Old remembrances are thronging
Thro’ my memory
Till it seems the world is full of dreams
Just to call you back to me.

Chorus:

There’s a long, long trail a-winding
Into the land of my dreams,
Where the nightingales are singing
And the white moon beams.
There’s a long, long night of waiting
Until my dreams all come true;
Till the day when I’ll be going down
That long, long trail with you.

All night long I hear you calling,
Calling sweet and low;
Seem to hear your footsteps falling,
Ev’ry where I go.
Tho’ the road between us stretches
Many a weary mile,
I forget that you’re not with me yet
When I think I see you smile.

Chorus:

There’s a long, long trail a-winding
Into the land of my dreams,
Where the nightingales are singing
And the white moon beams.
There’s a long, long night of waiting
Until my dreams all come true;
Till the day when I’ll be going down
That long, long trail with you.

Lyrics Stoddard King (1889-1933)
Music Alonzo (Zo) Elliott (1891-1964)

This marching song was one of the most popular and enduring amongst the English-speaking troops of World War 1 and is a good example of soldiers adopting a commercial song in its entirety because of the sentiments it expresses. The Trench Choir featured it in many of their concerts during the war commemorations and even today it moves people in its expression of longing for a loved one far away and for an eventual reunion.

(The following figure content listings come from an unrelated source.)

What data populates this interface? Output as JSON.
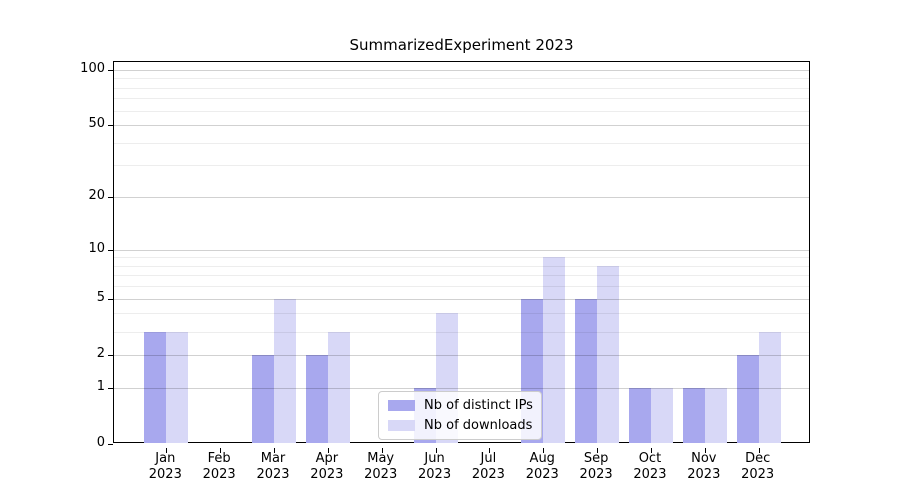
{
  "title": "SummarizedExperiment 2023",
  "colors": {
    "ips_bar": "#a8a8ee",
    "downloads_bar": "#d8d8f7",
    "grid_major": "rgba(0,0,0,0.18)",
    "grid_minor": "rgba(0,0,0,0.07)",
    "axis": "#000000",
    "legend_border": "#cccccc"
  },
  "legend": {
    "position": "lower center"
  },
  "chart_data": {
    "type": "bar",
    "title": "SummarizedExperiment 2023",
    "categories": [
      {
        "month": "Jan",
        "year": "2023"
      },
      {
        "month": "Feb",
        "year": "2023"
      },
      {
        "month": "Mar",
        "year": "2023"
      },
      {
        "month": "Apr",
        "year": "2023"
      },
      {
        "month": "May",
        "year": "2023"
      },
      {
        "month": "Jun",
        "year": "2023"
      },
      {
        "month": "Jul",
        "year": "2023"
      },
      {
        "month": "Aug",
        "year": "2023"
      },
      {
        "month": "Sep",
        "year": "2023"
      },
      {
        "month": "Oct",
        "year": "2023"
      },
      {
        "month": "Nov",
        "year": "2023"
      },
      {
        "month": "Dec",
        "year": "2023"
      }
    ],
    "series": [
      {
        "name": "Nb of distinct IPs",
        "color": "#a8a8ee",
        "values": [
          3,
          0,
          2,
          2,
          0,
          1,
          0,
          5,
          5,
          1,
          1,
          2
        ]
      },
      {
        "name": "Nb of downloads",
        "color": "#d8d8f7",
        "values": [
          3,
          0,
          5,
          3,
          0,
          4,
          0,
          9,
          8,
          1,
          1,
          3
        ]
      }
    ],
    "xlabel": "",
    "ylabel": "",
    "yscale": "log1p",
    "yticks": [
      0,
      1,
      2,
      5,
      10,
      20,
      50,
      100
    ],
    "yminorticks": [
      3,
      4,
      6,
      7,
      8,
      9,
      30,
      40,
      60,
      70,
      80,
      90
    ],
    "ylim": [
      0,
      110
    ],
    "grid": "horizontal, drawn above bars",
    "legend_position": "lower center"
  }
}
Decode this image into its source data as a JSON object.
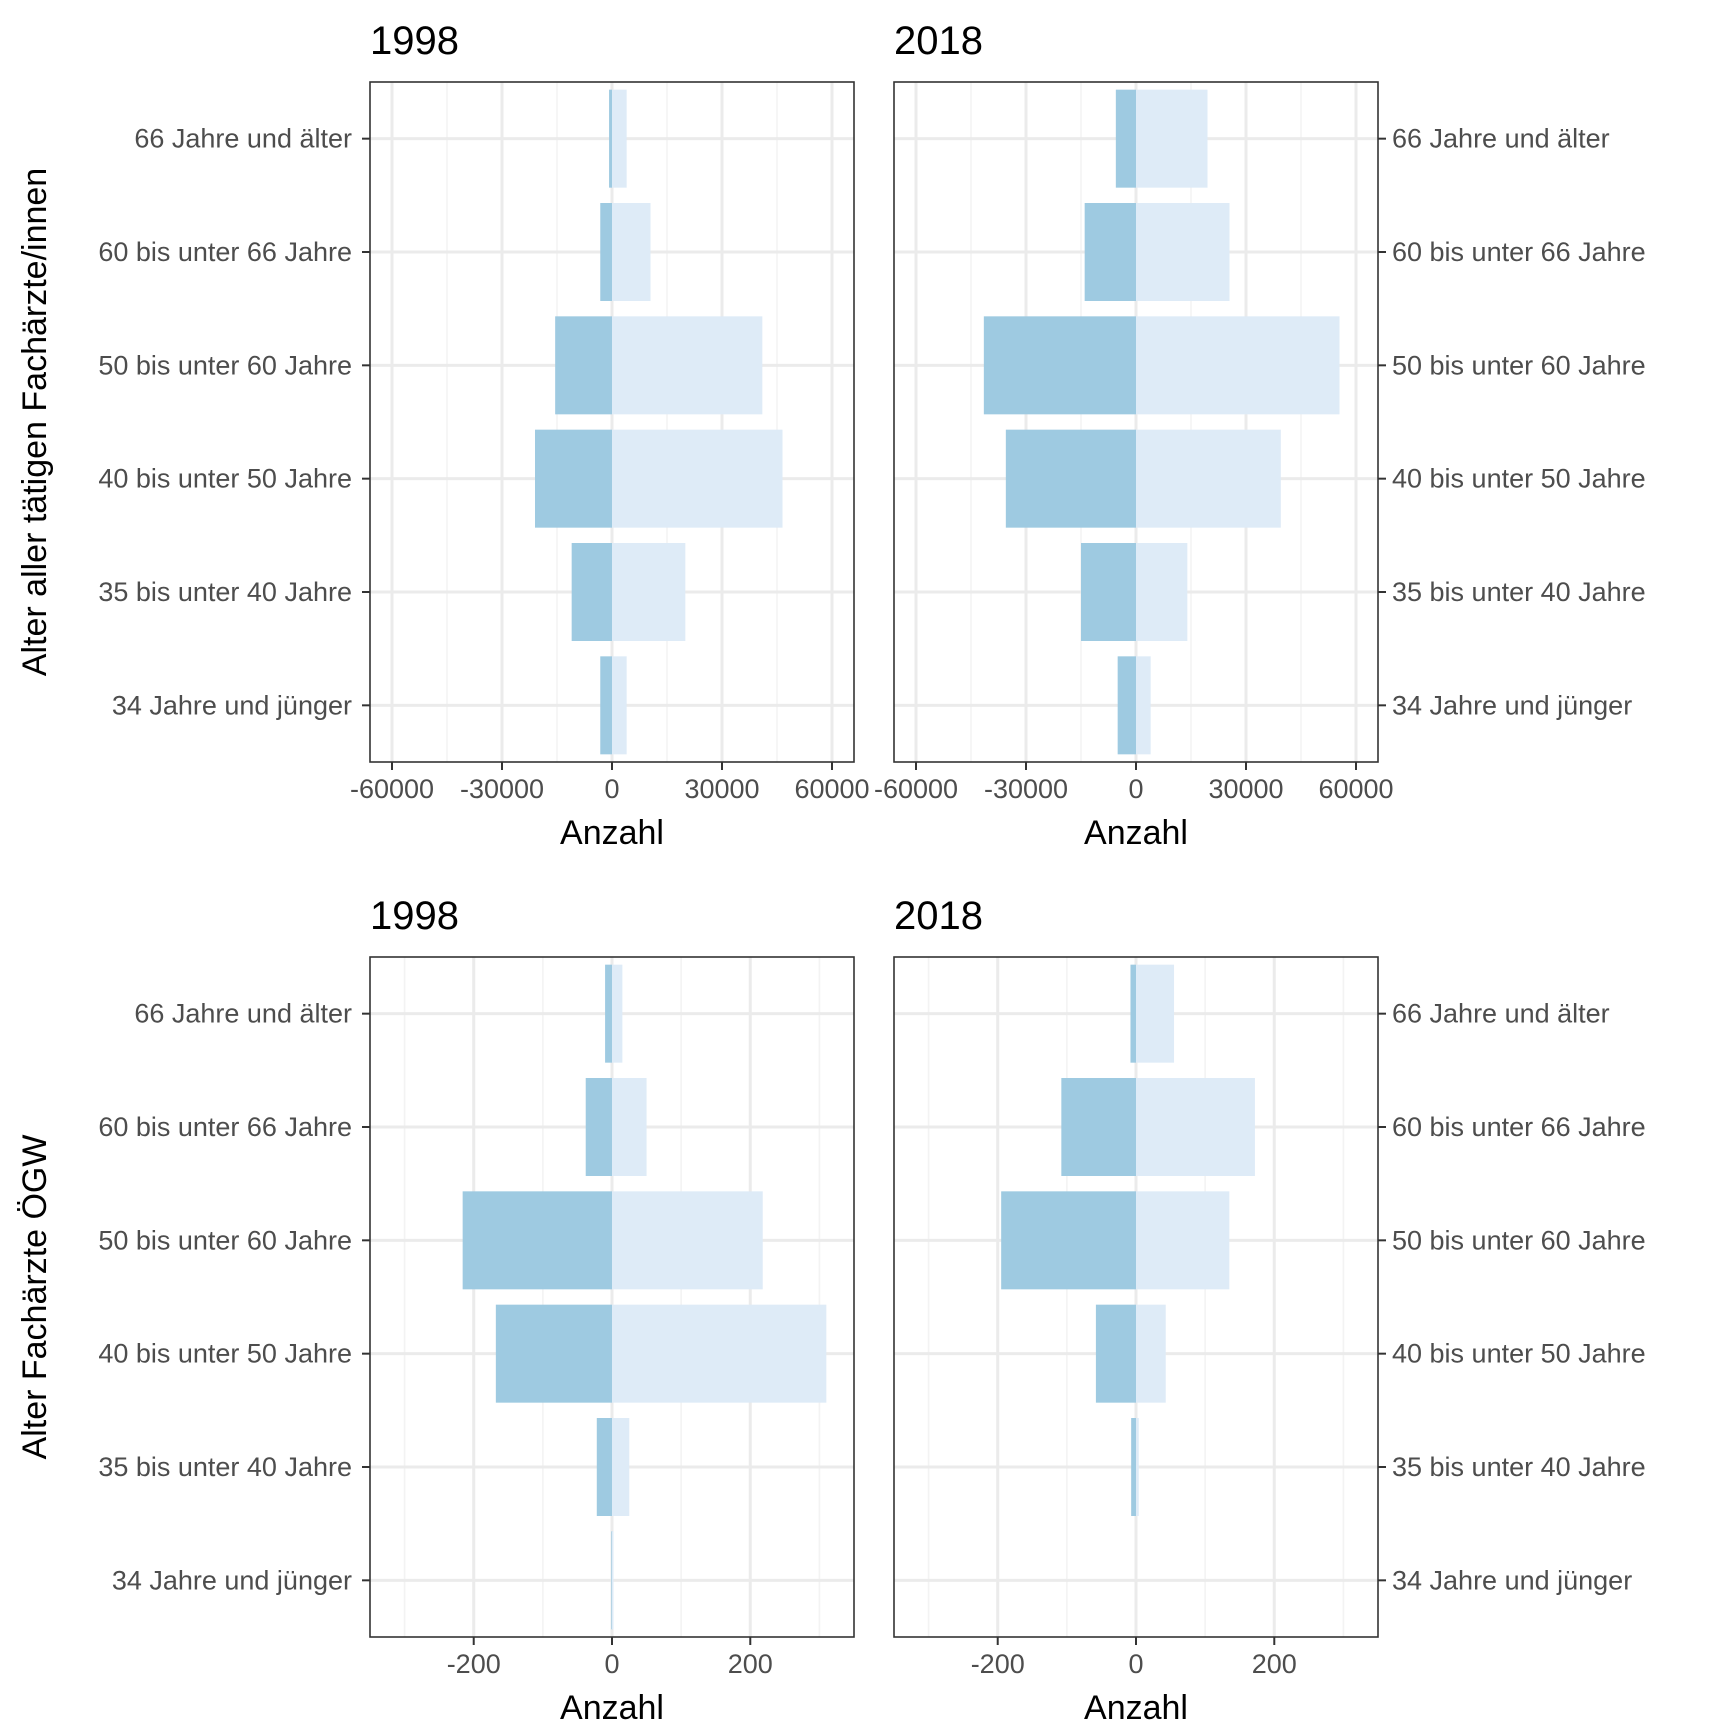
{
  "colors": {
    "female": "#9ecae1",
    "male": "#deebf7"
  },
  "chart_data": [
    {
      "type": "bar",
      "orientation": "horizontal",
      "title": "1998",
      "xlabel": "Anzahl",
      "ylabel": "Alter aller tätigen Fachärzte/innen",
      "xlim": [
        -66000,
        66000
      ],
      "xticks": [
        -60000,
        -30000,
        0,
        30000,
        60000
      ],
      "xtick_labels": [
        "-60000",
        "-30000",
        "0",
        "30000",
        "60000"
      ],
      "categories": [
        "34 Jahre und jünger",
        "35 bis unter 40 Jahre",
        "40 bis unter 50 Jahre",
        "50 bis unter 60 Jahre",
        "60 bis unter 66 Jahre",
        "66 Jahre und älter"
      ],
      "series": [
        {
          "values": [
            -3200,
            -11000,
            -21000,
            -15500,
            -3200,
            -800
          ]
        },
        {
          "values": [
            4000,
            20000,
            46500,
            41000,
            10500,
            4000
          ]
        }
      ],
      "y_axis_side": "left",
      "grid": true
    },
    {
      "type": "bar",
      "orientation": "horizontal",
      "title": "2018",
      "xlabel": "Anzahl",
      "xlim": [
        -66000,
        66000
      ],
      "xticks": [
        -60000,
        -30000,
        0,
        30000,
        60000
      ],
      "xtick_labels": [
        "-60000",
        "-30000",
        "0",
        "30000",
        "60000"
      ],
      "categories": [
        "34 Jahre und jünger",
        "35 bis unter 40 Jahre",
        "40 bis unter 50 Jahre",
        "50 bis unter 60 Jahre",
        "60 bis unter 66 Jahre",
        "66 Jahre und älter"
      ],
      "series": [
        {
          "values": [
            -5000,
            -15000,
            -35500,
            -41500,
            -14000,
            -5500
          ]
        },
        {
          "values": [
            4000,
            14000,
            39500,
            55500,
            25500,
            19500
          ]
        }
      ],
      "y_axis_side": "right",
      "grid": true
    },
    {
      "type": "bar",
      "orientation": "horizontal",
      "title": "1998",
      "xlabel": "Anzahl",
      "ylabel": "Alter Fachärzte ÖGW",
      "xlim": [
        -350,
        350
      ],
      "xticks": [
        -200,
        0,
        200
      ],
      "xtick_labels": [
        "-200",
        "0",
        "200"
      ],
      "categories": [
        "34 Jahre und jünger",
        "35 bis unter 40 Jahre",
        "40 bis unter 50 Jahre",
        "50 bis unter 60 Jahre",
        "60 bis unter 66 Jahre",
        "66 Jahre und älter"
      ],
      "series": [
        {
          "values": [
            -1,
            -22,
            -168,
            -216,
            -38,
            -10
          ]
        },
        {
          "values": [
            1,
            25,
            310,
            218,
            50,
            15
          ]
        }
      ],
      "y_axis_side": "left",
      "grid": true
    },
    {
      "type": "bar",
      "orientation": "horizontal",
      "title": "2018",
      "xlabel": "Anzahl",
      "xlim": [
        -350,
        350
      ],
      "xticks": [
        -200,
        0,
        200
      ],
      "xtick_labels": [
        "-200",
        "0",
        "200"
      ],
      "categories": [
        "34 Jahre und jünger",
        "35 bis unter 40 Jahre",
        "40 bis unter 50 Jahre",
        "50 bis unter 60 Jahre",
        "60 bis unter 66 Jahre",
        "66 Jahre und älter"
      ],
      "series": [
        {
          "values": [
            0,
            -7,
            -58,
            -195,
            -108,
            -8
          ]
        },
        {
          "values": [
            0,
            4,
            43,
            135,
            172,
            55
          ]
        }
      ],
      "y_axis_side": "right",
      "grid": true
    }
  ]
}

The song has been extensively studied by the librarian of the Gilmore Music Library at Yale, Suzanne Lovejoy, and anyone who wants a detailed history can look up her article on the Yale University Library website:

https://web.library.yale.edu/news/2017/04/gilmore-insights-iconic-world-war-i-song-theres-long-long-trail

It was written originally by two Yale students in 1913, but no American publisher would risk it. Following graduation from Yale , Zo Elliott the composer studied at Trinity College in Cambridge. He played the song at parties there, and eventually, the owner of a music publishing firm in London heard it and published it, though he worried for some months whether he would ever recoup his investment. Quite quickly he was working overtime to keep up with demand.
According to Elliott the song first attracted widespread attention when ‘a boatload of Canadian soldiers sang it coming down the Thames from a Sunday outing.’ Soon it was picked up by the British soldiers who sang it constantly, when marching off to war , or waiting in the trenches and going over the top.
The song was published in the US later in 1914 and became popular with US soldiers, and was also sung at major recruiting events.

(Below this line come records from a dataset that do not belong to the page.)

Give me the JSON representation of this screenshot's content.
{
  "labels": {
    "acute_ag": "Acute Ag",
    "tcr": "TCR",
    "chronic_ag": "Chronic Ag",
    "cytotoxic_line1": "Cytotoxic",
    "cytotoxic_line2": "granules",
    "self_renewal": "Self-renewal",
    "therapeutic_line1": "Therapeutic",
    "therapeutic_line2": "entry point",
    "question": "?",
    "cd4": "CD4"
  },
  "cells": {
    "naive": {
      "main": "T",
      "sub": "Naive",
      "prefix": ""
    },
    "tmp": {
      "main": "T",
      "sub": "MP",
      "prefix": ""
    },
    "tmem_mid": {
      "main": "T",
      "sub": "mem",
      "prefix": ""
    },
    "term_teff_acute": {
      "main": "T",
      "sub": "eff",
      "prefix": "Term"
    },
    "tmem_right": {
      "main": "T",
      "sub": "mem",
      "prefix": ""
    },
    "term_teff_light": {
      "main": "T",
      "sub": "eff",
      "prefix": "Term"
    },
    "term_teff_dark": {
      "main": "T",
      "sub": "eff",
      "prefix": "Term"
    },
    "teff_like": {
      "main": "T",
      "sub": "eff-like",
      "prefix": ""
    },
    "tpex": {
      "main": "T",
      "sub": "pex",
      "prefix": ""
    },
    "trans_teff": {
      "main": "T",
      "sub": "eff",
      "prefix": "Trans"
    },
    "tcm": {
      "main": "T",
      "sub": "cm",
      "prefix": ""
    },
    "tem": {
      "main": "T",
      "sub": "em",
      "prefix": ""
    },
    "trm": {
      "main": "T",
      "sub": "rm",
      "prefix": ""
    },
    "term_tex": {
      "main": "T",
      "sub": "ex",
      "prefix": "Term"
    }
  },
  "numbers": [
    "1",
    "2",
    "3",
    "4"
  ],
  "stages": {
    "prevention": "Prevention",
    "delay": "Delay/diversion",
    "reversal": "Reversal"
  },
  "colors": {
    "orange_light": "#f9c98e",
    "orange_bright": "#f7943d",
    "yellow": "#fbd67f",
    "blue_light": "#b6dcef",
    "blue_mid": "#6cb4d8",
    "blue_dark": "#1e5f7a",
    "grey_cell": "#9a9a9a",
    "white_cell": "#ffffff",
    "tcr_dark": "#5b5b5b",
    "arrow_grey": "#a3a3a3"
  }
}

As an indication of the impact of the song, Yale warded Elliott and King the Joseph Vernon Prize for Poetry, the first time a popular song was awarded such an honour. In part this was because it had been written by Yale students, but also because of its lyrical quality. The rhyme scheme is varied (AB,A,B,C, D, E internal rhyme, D for the first verse) and the music of the first beautifully echoes the sentiments of loneliness and longing to be reunited. The chorus then repeats the long, long trail motif before assuring us that after the long, long night of waiting, the promised reunion will take place before the lovers go down another long trail of a shared life together.

Suzanne Lovejoy ends her study with a quote from an essay by Elliott ‘What Music has meant to me’ which sums up the appeal of this song to the Trench Choir and to us today; the words and music come together to channel the marching ghosts of World War One.

‘Every year that I am in France, I try to go up to the Argonne. Sometime I hope that someone will write what those fields are saying. The earth is singing there of loyalty, and courage, of longing for Mothers, and of sweethearts, and sons and daughters. The cuckoo can be heard in the early morning, as the mist rises from the fields, but there is something deeper. There are the voices of ghosts too, and they seem to be saying “Come pardner, give us a Song.”